The combination of the parametric imaging and the BI-RADS assessment does not significantly improve the differentiation of breast lesions, but it has the potential to better identify the group of patients with mainly benign lesions that have a low level of suspicion for malignancy with a BI-RADS score of 4a.
开发一种将超声背散射统计数据与乳腺影像报告和数据系统(BI-RADS)分类相结合的方法,以提高乳腺肿瘤的鉴别能力。
采用 Nakagami 形状参数 m 来表征乳腺肿瘤的散射特性。记录了 107 个病变(32 个恶性和 75 个良性)及其周围组织的射频(RF)回波信号和 B 模式图像的原始数据。评估了病变及其周围组织的 m 形状参数的三个不同特征值(最大值[mLmax]、最小值[mLmin]和平均值[mLavg])以及 m 参数之间的差异(Δmmax、Δmmin、Δmavg)。BI-RADS 评分为 3 的病变被视为良性,而评分为 4 的病变被视为恶性(为所有患者设定 BI-RADS 3/4 的临界值)。
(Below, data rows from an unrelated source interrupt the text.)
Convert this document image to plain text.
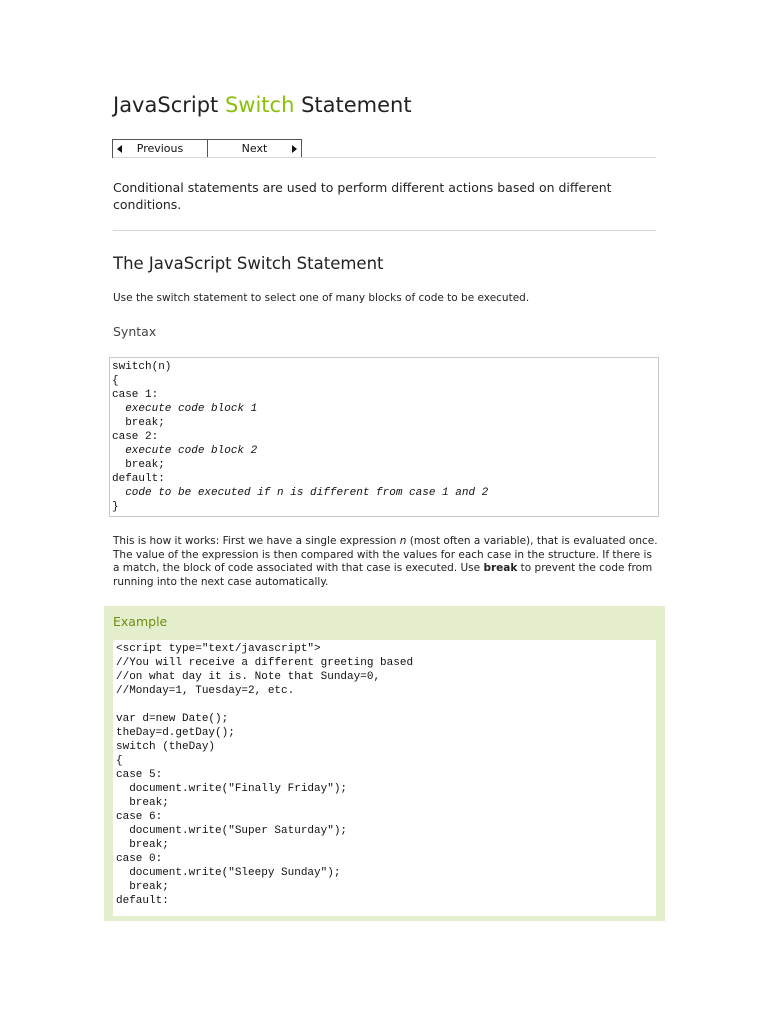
JavaScript Switch Statement
Previous	Next

Conditional statements are used to perform different actions based on different conditions.

The JavaScript Switch Statement

Use the switch statement to select one of many blocks of code to be executed.

Syntax
switch(n)
{
case 1:
execute code block 1
break;
case 2:
execute code block 2
break;
default:
code to be executed if n is different from case 1 and 2
}

This is how it works: First we have a single expression n (most often a variable), that is evaluated once. The value of the expression is then compared with the values for each case in the structure. If there is a match, the block of code associated with that case is executed. Use break to prevent the code from running into the next case automatically.

Example
<script type="text/javascript">
//You will receive a different greeting based
//on what day it is. Note that Sunday=0,
//Monday=1, Tuesday=2, etc.

var d=new Date();
theDay=d.getDay();
switch (theDay)
{
case 5:
document.write("Finally Friday");
break;
case 6:
document.write("Super Saturday");
break;
case 0:
document.write("Sleepy Sunday");
break;
default:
BI-RADS 的受试者操作特征(ROC)曲线下面积(AUC)等于 0.966,敏感性为 100%,特异性为 54.67%。所有恶性病变均被正确诊断,而 34 个良性病变被不必要地进行了活检。在评估 Nakagami 统计数据时,mLavg 的敏感性和特异性之和最佳(分别为 62.5%和 93.33%)。在 BI-RADS 4a 中,20 个病变中只有 4 个超过临界值。比较 m 参数的差异时,Δmavg 的敏感性最高,为 90%(32 个病变中只有 3 个假阴性)。这三个病变被分类为 BI-RADS 4c 类。与单独使用 BI-RADS 相比,B 模式和 mLmin 参数的联合使用将 AUC 提高到 0.978(p = 0.088)。
参数成像与 BI-RADS 评估的结合并未显著提高乳腺病变的鉴别能力,但它有可能更好地识别 BI-RADS 评分为 4a、恶性怀疑程度较低且主要为良性病变的患者群体。